Nurses are a resilient group of professionals who will create solutions to overcome barriers to efficiently and effectively deliver care to their patients; they are often praised and take pride in their ability to do so. However, these choices sometimes lead to risky behavior. A nurse in Madison, Wisconsin inadvertently administered bupivacaine intravenously to a mother in labor, resulting in a fatal medication error.6 Upon investigation, the nurse revealed that she pulled the bag of bupivacaine while also pulling the bag of penicillin she was about to deliver in order to be prepared for the anesthesia staff when they arrived. The anesthesia department had recently complained to leadership that the nursing staff was not prepared for them when they arrived to place an epidural. This resulted in the nursing staff taking shortcuts and multi-tasking. The recognized procedure was to only remove and bring medications to the patient’s room that were intended for immediate delivery, but it had now become common practice for the nursing staff to also bring the bupivacaine to the room prior to the anesthesia staff’s arrival. Because of multiple problems with the implementation of BCMA, it had also become routine practice for the nursing staff to scan medications after they were delivered in order to prevent delays in administration. Therefore, the bag of bupivacaine was not scanned prior to delivery. If it had been, the error might have been identified.
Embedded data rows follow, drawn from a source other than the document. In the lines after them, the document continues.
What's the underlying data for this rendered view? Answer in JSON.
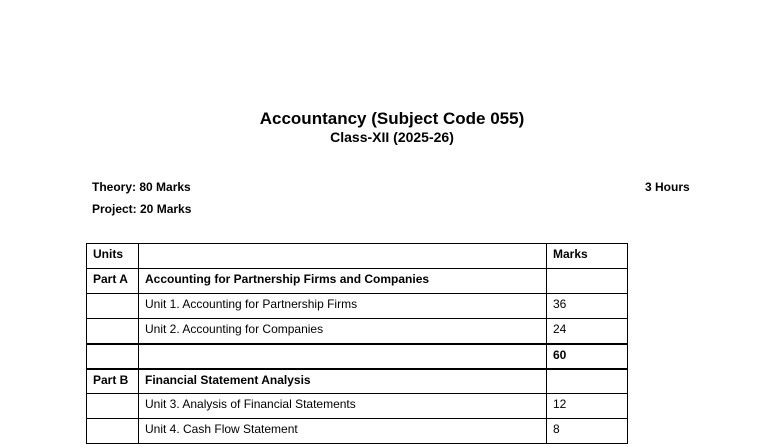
{
  "header": {
    "title": "Accountancy (Subject Code 055)",
    "subtitle": "Class-XII (2025-26)"
  },
  "meta": {
    "theory": "Theory: 80 Marks",
    "project": "Project: 20 Marks",
    "duration": "3 Hours"
  },
  "table": {
    "headers": [
      "Units",
      "",
      "Marks"
    ],
    "rows": [
      {
        "unit": "Part A",
        "title": "Accounting for Partnership Firms and Companies",
        "marks": "",
        "bold": true
      },
      {
        "unit": "",
        "title": "Unit 1. Accounting for Partnership Firms",
        "marks": "36",
        "bold": false
      },
      {
        "unit": "",
        "title": "Unit 2. Accounting for Companies",
        "marks": "24",
        "bold": false
      },
      {
        "unit": "",
        "title": "",
        "marks": "60",
        "bold": true
      },
      {
        "unit": "Part B",
        "title": "Financial Statement Analysis",
        "marks": "",
        "bold": true
      },
      {
        "unit": "",
        "title": "Unit 3. Analysis of Financial Statements",
        "marks": "12",
        "bold": false
      },
      {
        "unit": "",
        "title": "Unit 4. Cash Flow Statement",
        "marks": "8",
        "bold": false
      }
    ]
  }
}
BCMA technology has been shown to be a cost-effective intervention and is recommended for safe medication practices, but is only effective at reducing medication administration errors when it is implemented to support nursing workflow in achieving the “five rights”. Barriers to the use of established protocols for safe medication administration should be recognized and addressed in order to prevent workarounds and risky staff behaviors.

References

  1. The “Five Rights”. Acute Care ISMP Medications Safety Alert. 1999. Obtained July 25, 2014.
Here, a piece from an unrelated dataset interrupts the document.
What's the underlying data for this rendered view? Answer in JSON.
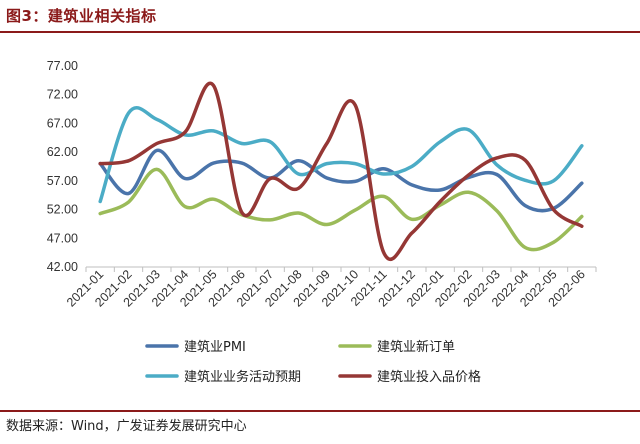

  2. The Five Rights: A Destination without a Map. Acute Care ISMP Medication Safety Alert. 2007. Obtained July 25, 2014. Helmons PJ, Wargel LN, and Daniels CE. Effects of bar-code-assisted medication administration on medication administration errors and accuracy of multiple patient care areas. Am J Health-Syst Pharm. 2009; 66:1202-1210.
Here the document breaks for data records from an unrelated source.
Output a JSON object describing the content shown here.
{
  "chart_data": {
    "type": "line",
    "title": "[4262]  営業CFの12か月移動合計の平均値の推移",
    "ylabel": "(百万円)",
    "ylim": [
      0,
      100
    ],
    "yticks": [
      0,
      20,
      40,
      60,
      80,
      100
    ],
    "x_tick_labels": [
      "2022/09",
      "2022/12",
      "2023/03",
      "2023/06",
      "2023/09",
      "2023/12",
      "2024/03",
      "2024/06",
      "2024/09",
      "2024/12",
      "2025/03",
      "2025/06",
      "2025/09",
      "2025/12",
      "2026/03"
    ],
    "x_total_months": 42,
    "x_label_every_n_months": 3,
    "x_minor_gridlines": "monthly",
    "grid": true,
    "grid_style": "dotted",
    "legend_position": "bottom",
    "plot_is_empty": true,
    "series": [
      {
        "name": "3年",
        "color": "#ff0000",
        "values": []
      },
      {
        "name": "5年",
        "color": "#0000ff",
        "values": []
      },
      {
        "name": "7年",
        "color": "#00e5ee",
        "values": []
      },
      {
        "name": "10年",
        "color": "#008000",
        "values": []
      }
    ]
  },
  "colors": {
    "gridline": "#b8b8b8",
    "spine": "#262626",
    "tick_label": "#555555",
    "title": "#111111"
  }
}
  3. Keohane CA, Bane AD, Featherstone E, et al. Quantifying nursing workflow in medication administration. J Nurs Adm. 2008; 38:19-26.
  4. Patterson ES, Rogers ML, Chapman RJ et al. Compliance with intended use of bar code medication administration in acute and long-term care: an observational study. Hum Factors. 2006; 48:15-22.
  5. Smetzer J, Baker C, Byrne FD, Cohen MR. Shaping Systems for Better Behavioral Choices: Lessons Learned from a Fatal Medication Error. Joint Com J on Qual and Pt Safety. 2010;36:152-163.